In Europa cresce il rischio che il Natale sia celebrato perdendo di vista il cuore
del messaggio cristiano, per scadere nel consumismo e nella partecipazione superficiale
ai riti. Lo sottolinea Luigi Geninazzi, giornalista del quotidiano Avvenire:
“Senza dubbio
c’è una tendenza che si ispira ad un “politically correct”. Per rispettare teoricamente
tutti i punti di vista, anche di chi non è cristiano, l’Europa taglia le sue radici
ed è quindi paurosa nel dire che cos’è il Natale. Ci sono fatti inquietanti e alcuni
sfiorano il ridicolo, come è successo ad Oxford dove si dice che il riferimento al
Natale deve essere abolito nel suo carattere cristiano. C’è una tendenza, cioè, a
identificarsi con un’idea di agnosticismo, di indifferenza di fedi e di ideali, che
ovviamente penalizza la stessa identità dell’Europa, anche quella laica, perché il
vero laico riconosce che le sue radici sono nell’eredità cristiana. Credo che prima
di tutto debbano essere i cristiani a dare testimonianza della propria fede e, soprattutto,
a mostrare che la propria fede dà un contributo prezioso anche alla convivenza civile.”

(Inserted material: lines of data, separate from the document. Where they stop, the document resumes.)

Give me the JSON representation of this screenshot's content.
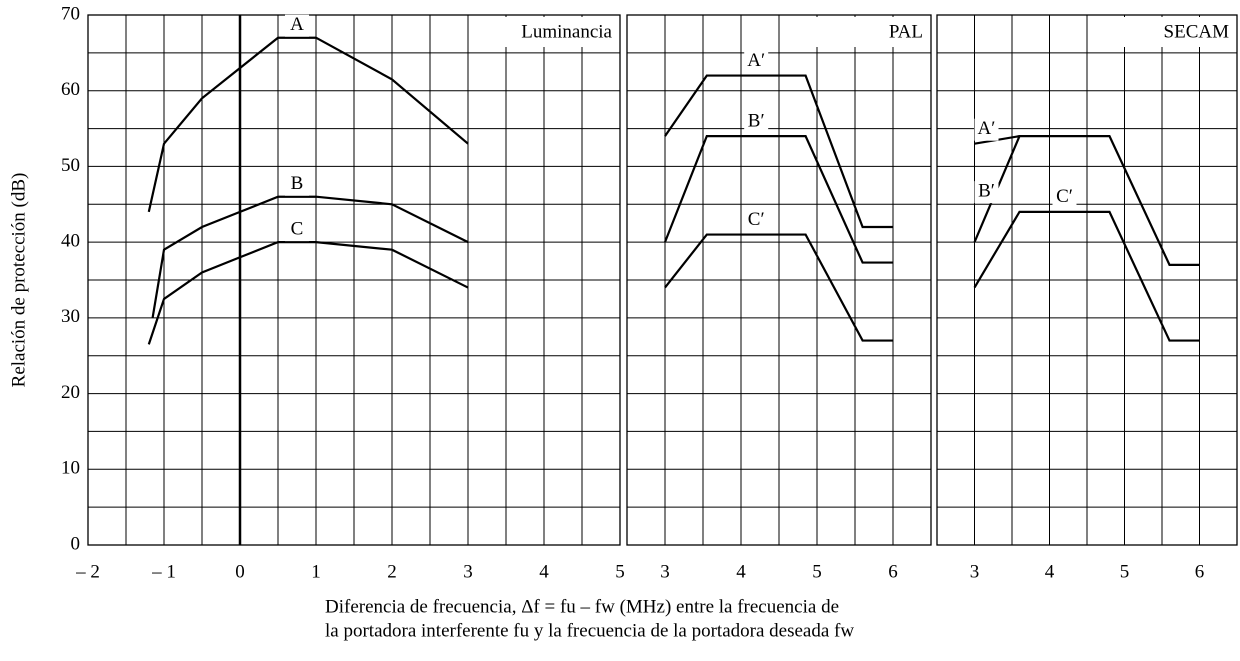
{
  "chart_data": [
    {
      "type": "line",
      "title": "Luminancia",
      "ylabel": "Relación de protección (dB)",
      "xlabel": [
        "Diferencia de frecuencia, Δf = fu – fw (MHz) entre la frecuencia de",
        "la portadora interferente  fu y la frecuencia de la portadora deseada fw"
      ],
      "xlim": [
        -2,
        5
      ],
      "ylim": [
        0,
        70
      ],
      "xticks": [
        {
          "value": -2,
          "label": "– 2"
        },
        {
          "value": -1,
          "label": "– 1"
        },
        0,
        1,
        2,
        3,
        4,
        5
      ],
      "yticks": [
        0,
        10,
        20,
        30,
        40,
        50,
        60,
        70
      ],
      "grid": true,
      "zero_line": true,
      "series": [
        {
          "name": "A",
          "color": "#000000",
          "x": [
            -1.2,
            -1,
            -0.5,
            0.5,
            1,
            2,
            3
          ],
          "values": [
            44,
            53,
            59,
            67,
            67,
            61.5,
            53
          ]
        },
        {
          "name": "B",
          "color": "#000000",
          "x": [
            -1.15,
            -1,
            -0.5,
            0,
            0.5,
            1,
            2,
            3
          ],
          "values": [
            30,
            39,
            42,
            44,
            46,
            46,
            45,
            40
          ]
        },
        {
          "name": "C",
          "color": "#000000",
          "x": [
            -1.2,
            -1,
            -0.5,
            0,
            0.5,
            1,
            2,
            3
          ],
          "values": [
            26.5,
            32.5,
            36,
            38,
            40,
            40,
            39,
            34
          ]
        }
      ]
    },
    {
      "type": "line",
      "title": "PAL",
      "xlim": [
        2.5,
        6.5
      ],
      "ylim": [
        0,
        70
      ],
      "xticks": [
        3,
        4,
        5,
        6
      ],
      "yticks": [
        0,
        10,
        20,
        30,
        40,
        50,
        60,
        70
      ],
      "grid": true,
      "series": [
        {
          "name": "A′",
          "color": "#000000",
          "x": [
            3,
            3.55,
            4.85,
            5.6,
            6
          ],
          "values": [
            54,
            62,
            62,
            42,
            42
          ]
        },
        {
          "name": "B′",
          "color": "#000000",
          "x": [
            3,
            3.55,
            4.85,
            5.6,
            6
          ],
          "values": [
            40,
            54,
            54,
            37.3,
            37.3
          ]
        },
        {
          "name": "C′",
          "color": "#000000",
          "x": [
            3,
            3.55,
            4.85,
            5.6,
            6
          ],
          "values": [
            34,
            41,
            41,
            27,
            27
          ]
        }
      ]
    },
    {
      "type": "line",
      "title": "SECAM",
      "xlim": [
        2.5,
        6.5
      ],
      "ylim": [
        0,
        70
      ],
      "xticks": [
        3,
        4,
        5,
        6
      ],
      "yticks": [
        0,
        10,
        20,
        30,
        40,
        50,
        60,
        70
      ],
      "grid": true,
      "series": [
        {
          "name": "A′",
          "color": "#000000",
          "x": [
            3,
            3.6
          ],
          "values": [
            53,
            54
          ]
        },
        {
          "name": "B′",
          "color": "#000000",
          "x": [
            3,
            3.6,
            4.8,
            5.6,
            6
          ],
          "values": [
            40,
            54,
            54,
            37,
            37
          ]
        },
        {
          "name": "C′",
          "color": "#000000",
          "x": [
            3,
            3.6,
            4.8,
            5.6,
            6
          ],
          "values": [
            34,
            44,
            44,
            27,
            27
          ]
        }
      ]
    }
  ]
}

Ma l’Europa è anche terra di migrazioni: a partire
dal 1989, la caduta del muro di Berlino e l’allargamento delle frontiere d’Europa
ai Paesi dell’Est hanno causato l’intensificarsi dei flussi migratori, interni al
vecchio Continente e dai Paesi extra-comunitari. Qui il Natale sarà vissuto anche
nel segno dell’accoglienza. Ancora Luigi Geninazzi:
“Credo
che il Natale possa essere davvero la festa dell’accoglienza, proprio perché apre
ad un dialogo culturale, al posto dello scontro di civiltà”.